Remortgage costs are falling as borrowers rush to switch deals
The average two-year fixed rate mortgage now stands at 2.49%, down from 2.53% in November last year, said Moneyfacts, as increasingly competitive rates become available.
The financial information provider said the current rate war follows a surge in remortgaging, with approvals up from 48,900 in November to 50,400 December 2018 (Bank of England).
Borrowers are looking for payment security amid continuing economic uncertainty, and lenders are responding with tempting deals.
Rachel Springall, finance expert at Moneyfacts.co.uk, said: “Remortgage customers who locked into a two-year fixed deal at the end of 2018 may have missed out on a cheaper deal, as the average rate continues to decrease, dropping by 0.03% since January (2.52%) to stand at 2.49% today.

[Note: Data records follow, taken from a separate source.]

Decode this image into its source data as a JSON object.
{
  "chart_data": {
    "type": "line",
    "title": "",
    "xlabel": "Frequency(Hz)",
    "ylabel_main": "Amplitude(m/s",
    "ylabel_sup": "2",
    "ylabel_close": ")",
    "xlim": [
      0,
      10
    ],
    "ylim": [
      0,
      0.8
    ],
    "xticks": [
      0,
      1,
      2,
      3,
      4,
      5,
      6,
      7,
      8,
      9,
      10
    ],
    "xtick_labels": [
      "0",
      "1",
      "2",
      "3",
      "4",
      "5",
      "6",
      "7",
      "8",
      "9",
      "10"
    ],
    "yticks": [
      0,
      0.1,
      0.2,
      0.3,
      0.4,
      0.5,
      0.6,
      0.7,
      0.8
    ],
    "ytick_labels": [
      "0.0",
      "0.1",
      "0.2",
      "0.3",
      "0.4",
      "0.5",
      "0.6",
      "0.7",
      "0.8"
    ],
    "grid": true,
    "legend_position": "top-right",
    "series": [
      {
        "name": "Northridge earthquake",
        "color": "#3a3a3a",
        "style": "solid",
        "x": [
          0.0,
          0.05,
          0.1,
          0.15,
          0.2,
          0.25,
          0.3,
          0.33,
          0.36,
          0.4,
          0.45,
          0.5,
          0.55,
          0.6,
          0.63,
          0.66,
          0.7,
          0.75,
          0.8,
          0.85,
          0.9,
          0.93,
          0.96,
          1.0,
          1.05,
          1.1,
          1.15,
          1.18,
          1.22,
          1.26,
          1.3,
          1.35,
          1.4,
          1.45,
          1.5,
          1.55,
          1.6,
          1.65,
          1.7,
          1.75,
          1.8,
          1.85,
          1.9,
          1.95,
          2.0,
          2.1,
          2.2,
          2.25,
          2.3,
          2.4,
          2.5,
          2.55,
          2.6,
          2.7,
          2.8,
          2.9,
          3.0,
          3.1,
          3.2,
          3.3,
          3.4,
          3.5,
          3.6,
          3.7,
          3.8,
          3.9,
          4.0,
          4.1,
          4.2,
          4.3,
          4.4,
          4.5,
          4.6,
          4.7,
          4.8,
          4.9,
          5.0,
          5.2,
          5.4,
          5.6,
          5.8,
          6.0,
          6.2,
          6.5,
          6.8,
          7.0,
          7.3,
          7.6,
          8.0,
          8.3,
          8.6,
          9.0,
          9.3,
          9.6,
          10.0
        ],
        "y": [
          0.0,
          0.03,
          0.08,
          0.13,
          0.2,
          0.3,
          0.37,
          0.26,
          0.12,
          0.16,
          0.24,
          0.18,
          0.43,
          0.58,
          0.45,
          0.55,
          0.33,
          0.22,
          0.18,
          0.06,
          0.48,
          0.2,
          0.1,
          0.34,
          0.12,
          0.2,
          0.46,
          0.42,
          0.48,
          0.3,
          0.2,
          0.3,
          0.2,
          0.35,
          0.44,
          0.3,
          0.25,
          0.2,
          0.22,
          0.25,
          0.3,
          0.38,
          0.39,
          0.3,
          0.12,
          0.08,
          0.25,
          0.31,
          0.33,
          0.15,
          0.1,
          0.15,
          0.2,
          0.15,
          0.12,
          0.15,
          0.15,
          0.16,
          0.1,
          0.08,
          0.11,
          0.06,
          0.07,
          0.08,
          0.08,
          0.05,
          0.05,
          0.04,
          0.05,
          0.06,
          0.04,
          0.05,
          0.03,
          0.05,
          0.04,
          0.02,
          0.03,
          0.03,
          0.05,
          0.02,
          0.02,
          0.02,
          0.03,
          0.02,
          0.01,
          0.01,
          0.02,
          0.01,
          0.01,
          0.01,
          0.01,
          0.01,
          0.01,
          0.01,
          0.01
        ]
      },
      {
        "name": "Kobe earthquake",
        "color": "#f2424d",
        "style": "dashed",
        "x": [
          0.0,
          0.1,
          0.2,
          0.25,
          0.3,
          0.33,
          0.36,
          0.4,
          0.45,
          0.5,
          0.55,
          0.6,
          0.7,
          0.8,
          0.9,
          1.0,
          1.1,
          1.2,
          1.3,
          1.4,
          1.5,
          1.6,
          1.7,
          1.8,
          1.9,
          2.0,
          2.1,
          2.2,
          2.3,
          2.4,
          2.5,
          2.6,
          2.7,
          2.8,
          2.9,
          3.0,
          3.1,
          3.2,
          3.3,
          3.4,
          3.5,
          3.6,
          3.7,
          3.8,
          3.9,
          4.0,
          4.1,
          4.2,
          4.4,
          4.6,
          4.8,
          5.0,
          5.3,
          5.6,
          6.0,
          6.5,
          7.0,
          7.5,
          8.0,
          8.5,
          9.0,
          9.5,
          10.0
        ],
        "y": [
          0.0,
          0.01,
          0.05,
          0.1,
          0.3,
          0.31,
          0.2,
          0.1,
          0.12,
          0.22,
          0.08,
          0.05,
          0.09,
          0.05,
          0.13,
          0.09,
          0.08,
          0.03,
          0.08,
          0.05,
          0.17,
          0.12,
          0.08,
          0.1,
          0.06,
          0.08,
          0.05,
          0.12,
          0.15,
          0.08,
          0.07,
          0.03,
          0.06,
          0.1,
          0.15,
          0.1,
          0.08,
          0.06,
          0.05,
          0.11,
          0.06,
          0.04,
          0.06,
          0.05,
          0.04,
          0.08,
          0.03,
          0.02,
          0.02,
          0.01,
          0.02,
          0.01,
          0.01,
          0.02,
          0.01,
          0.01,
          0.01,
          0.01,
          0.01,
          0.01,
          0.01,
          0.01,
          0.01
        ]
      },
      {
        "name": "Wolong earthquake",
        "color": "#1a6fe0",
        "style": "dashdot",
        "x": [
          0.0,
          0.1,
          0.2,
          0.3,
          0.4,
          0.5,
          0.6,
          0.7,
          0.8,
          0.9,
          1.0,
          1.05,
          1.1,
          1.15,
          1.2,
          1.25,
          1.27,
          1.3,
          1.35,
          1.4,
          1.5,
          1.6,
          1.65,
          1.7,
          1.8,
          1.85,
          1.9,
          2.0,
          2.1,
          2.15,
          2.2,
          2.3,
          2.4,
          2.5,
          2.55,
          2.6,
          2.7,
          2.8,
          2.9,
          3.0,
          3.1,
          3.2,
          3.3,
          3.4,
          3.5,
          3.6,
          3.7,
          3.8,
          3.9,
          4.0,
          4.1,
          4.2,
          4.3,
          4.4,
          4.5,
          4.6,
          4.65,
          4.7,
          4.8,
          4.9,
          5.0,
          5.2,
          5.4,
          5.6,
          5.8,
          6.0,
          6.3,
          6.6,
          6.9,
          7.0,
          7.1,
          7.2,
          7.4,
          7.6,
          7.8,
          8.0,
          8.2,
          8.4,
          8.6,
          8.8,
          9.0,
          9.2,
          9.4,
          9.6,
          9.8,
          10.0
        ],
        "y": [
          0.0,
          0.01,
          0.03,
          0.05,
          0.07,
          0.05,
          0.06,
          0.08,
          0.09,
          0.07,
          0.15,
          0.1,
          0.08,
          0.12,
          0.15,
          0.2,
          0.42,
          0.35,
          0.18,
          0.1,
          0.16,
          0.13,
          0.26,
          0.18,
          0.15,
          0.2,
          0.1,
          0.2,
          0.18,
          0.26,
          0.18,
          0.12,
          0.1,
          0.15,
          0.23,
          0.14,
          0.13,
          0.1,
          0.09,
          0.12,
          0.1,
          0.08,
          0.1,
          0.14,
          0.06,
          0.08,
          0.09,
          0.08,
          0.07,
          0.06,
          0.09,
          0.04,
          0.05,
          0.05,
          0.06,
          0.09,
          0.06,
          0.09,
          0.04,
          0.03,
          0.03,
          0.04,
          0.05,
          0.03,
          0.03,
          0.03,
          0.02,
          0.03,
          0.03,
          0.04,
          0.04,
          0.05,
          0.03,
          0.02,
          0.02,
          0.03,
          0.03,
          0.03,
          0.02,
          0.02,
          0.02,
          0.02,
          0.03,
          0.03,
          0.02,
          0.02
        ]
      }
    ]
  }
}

“Yet those who waited may now save even more by moving off their SVR and instead locking into a two-year fixed deal.”
How much could you save?
According to calculations from Moneyfacts, the average monthly repayment on the average two-year fixed rate of 2.49% would cost £896.23. When compared to the current average SVR of 4.89%, this would see borrowers save £260.17 per month by switching, based on a £200,000 mortgage over a 25-year term on a repayment mortgage basis.
It found that one of the best two-year fixed remortgage packages at 80% loan-to-value is currently from HSBC. Priced at 1.64%, it comes with a free valuation, free legal fees, and carries a £999 product fee. Remortgagors locking in at HSBC’s rate of 1.64% could save £343.30 per month compared to the average lender’s SVR.
Springall added: “Not only this, but consumers searching for a competitively priced mortgage deal have an abundance of choice thanks to intense competition between lenders, including Barclays, Santander and TSB, which have all cut the rates on their two-year fixed deals over the past fortnight – and prominent lenders pushing down rates can signal others to follow suit.”
But she warned: “Borrowers must be aware that this current lending environment is unlikely to continue indefinitely and lenders could slow down this aggressive pricing if they see fit, meaning rates may rise as they did between March and November last year, when they increased by 0.14%.”